MALANG KOTA - Akhir Maret nanti, sejumlah ASN Pemkot Malang terbebas dari kewajiban ngantor.
Itu setelah pemerintah pusat memberikan jatah empat hari kepada ASN untuk melakukan work form anywhere (WFA).
Dimulai pada 24 sampai 27 Maret 2025.
Sebagai informasi, WFA bisa diartikan ASN bekerja di kantor, bisa di rumah maupun di tempat manapun.
Aturan itu tertuang dalam Surat Edaran (SE) Menpan RB Nomor 2 Tahun 2025.
Pemberian jatah WFA itu dilakukan agar tidak ada penumpukan arus mudik menjelang Lebaran.
Meski demikian, pemerintah pusat tetap meng ingatkan pelayanan tidak boleh terganggu.
Wali Kota Malang Wahyu Hidayat menuturkan, sejauh ini pemkot belum mendapatkan petunjuk teknis (juknis) pelaksanaan WFA ASN.
Hanya saja dia meyakini, aturan itu hanya untuk ASN yang tidak berhubungan langsung dengan pelayanan masyarakat.
”Konsep bekerja di mana saja ini bukan liburan. Jadi tugas harus tetap selesai, kemudian ketika dibutuhkan harus siap,” tandas Wahyu.

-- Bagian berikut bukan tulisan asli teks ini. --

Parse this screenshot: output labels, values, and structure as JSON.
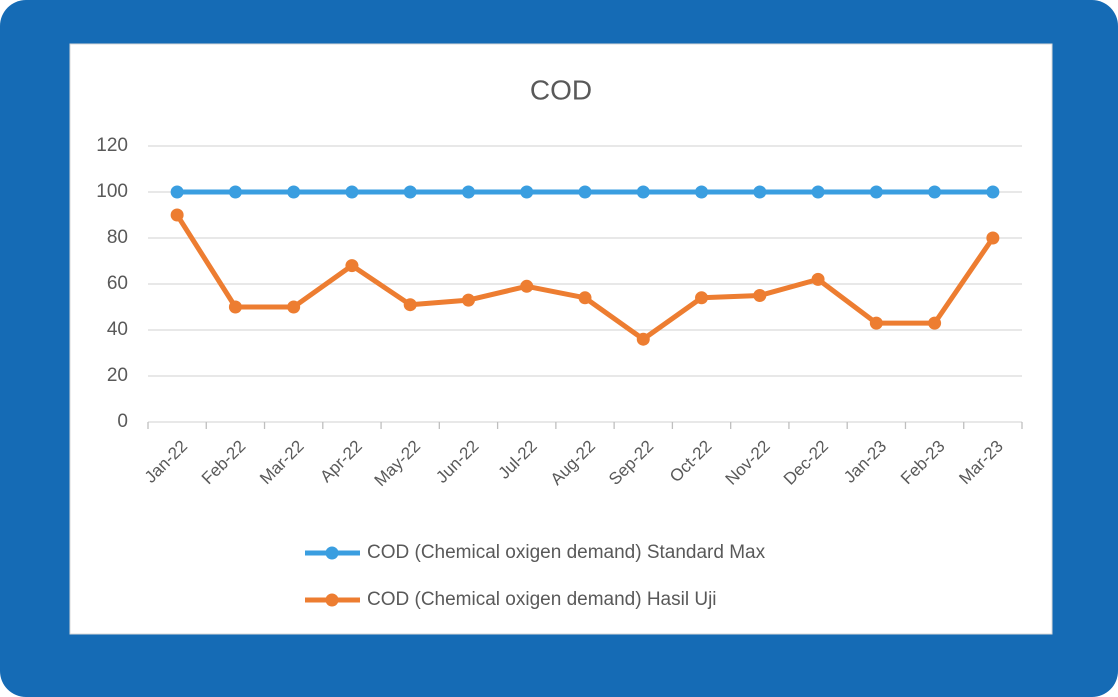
{
  "chart_data": {
    "type": "line",
    "title": "COD",
    "categories": [
      "Jan-22",
      "Feb-22",
      "Mar-22",
      "Apr-22",
      "May-22",
      "Jun-22",
      "Jul-22",
      "Aug-22",
      "Sep-22",
      "Oct-22",
      "Nov-22",
      "Dec-22",
      "Jan-23",
      "Feb-23",
      "Mar-23"
    ],
    "series": [
      {
        "name": "COD (Chemical oxigen demand) Standard Max",
        "color": "#3a9ee0",
        "values": [
          100,
          100,
          100,
          100,
          100,
          100,
          100,
          100,
          100,
          100,
          100,
          100,
          100,
          100,
          100
        ]
      },
      {
        "name": "COD (Chemical oxigen demand) Hasil Uji",
        "color": "#ed7d31",
        "values": [
          90,
          50,
          50,
          68,
          51,
          53,
          59,
          54,
          36,
          54,
          55,
          62,
          43,
          43,
          80
        ]
      }
    ],
    "ylim": [
      0,
      120
    ],
    "yticks": [
      0,
      20,
      40,
      60,
      80,
      100,
      120
    ],
    "grid": true,
    "legend": "bottom"
  }
}
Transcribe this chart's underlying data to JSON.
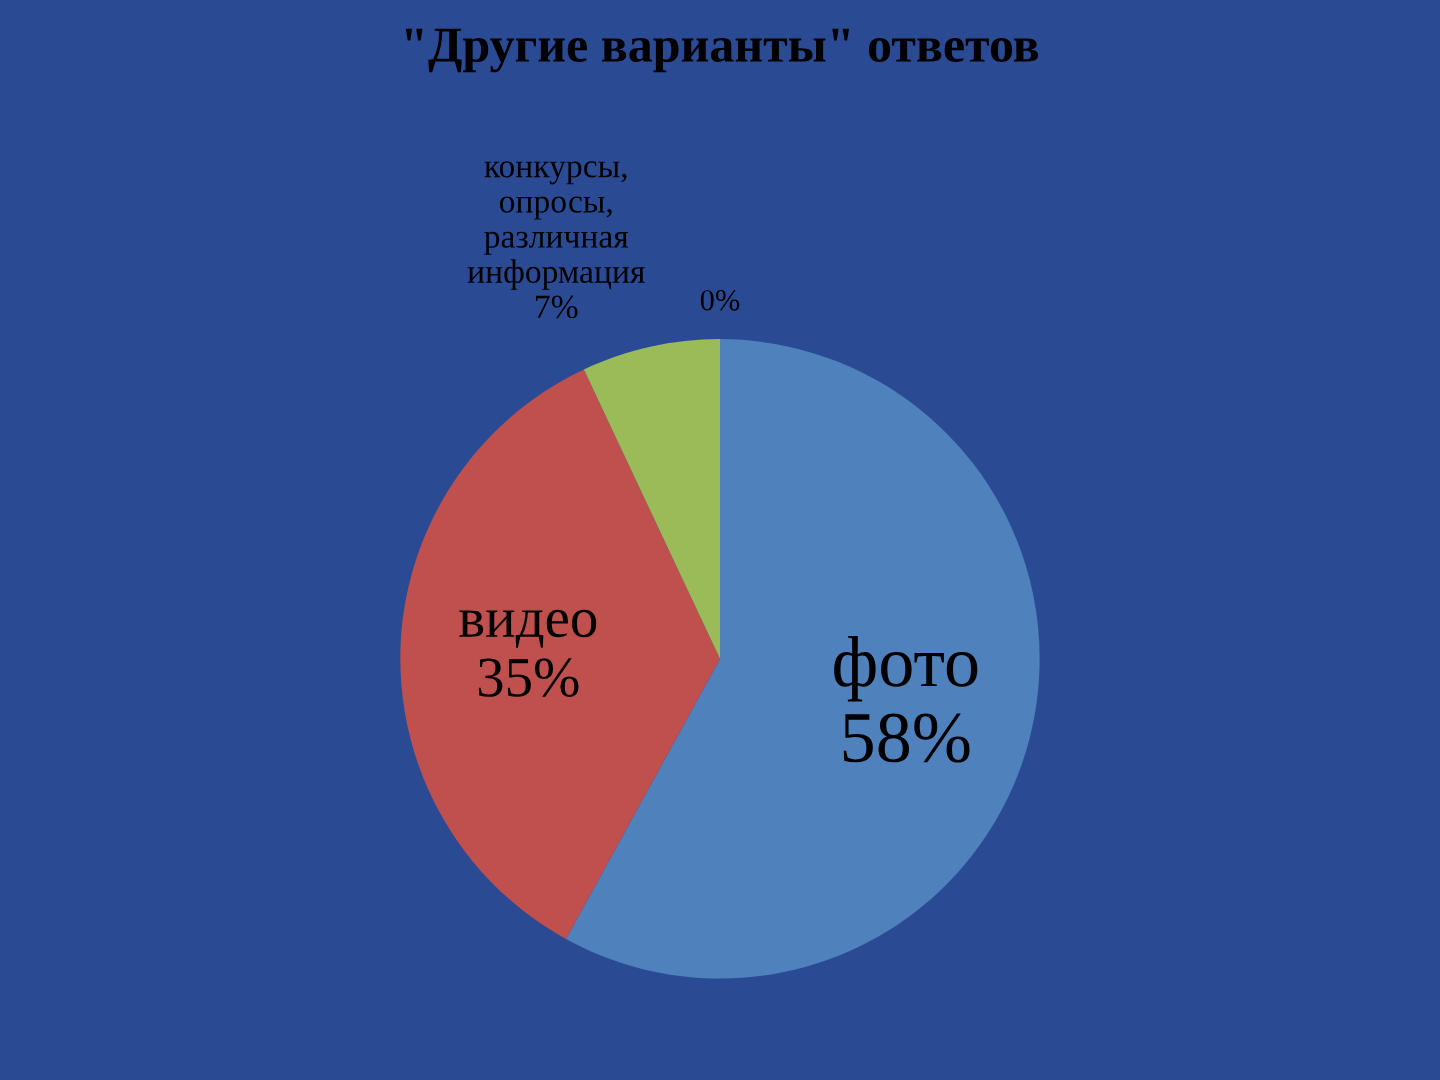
{
  "chart_data": {
    "type": "pie",
    "title": "\"Другие варианты\" ответов",
    "categories": [
      "фото",
      "видео",
      "конкурсы, опросы, различная информация",
      null
    ],
    "values": [
      58,
      35,
      7,
      0
    ],
    "colors": [
      "#4f81bd",
      "#c0504d",
      "#9bbb59",
      "#8064a2"
    ],
    "value_labels": [
      "58%",
      "35%",
      "7%",
      "0%"
    ]
  }
}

Dia menerangkan, meskipun tidak ngantor, ASN tetap harus melakukan laporan tiap hari kepada kepala perangkat daerah masing masing.
”Kami masih menunggu mekanismenya seperti apa nanti. Yang pasti, ASN harus tetap melaporkan kegiatannya selama bekerja di mana saja. Saya akan mengecek langsung,” tegas Wahyu.
Ketua DPRD Kota Malang Amithya Ratnanggani Sira duhitta menyarankan, aturan WFA harus dilakukan sistem shift.
Jadi nanti ASN men dapatkan jatah secara bergantian.
Tidak mungkin seluruhnya menjalankan WFA.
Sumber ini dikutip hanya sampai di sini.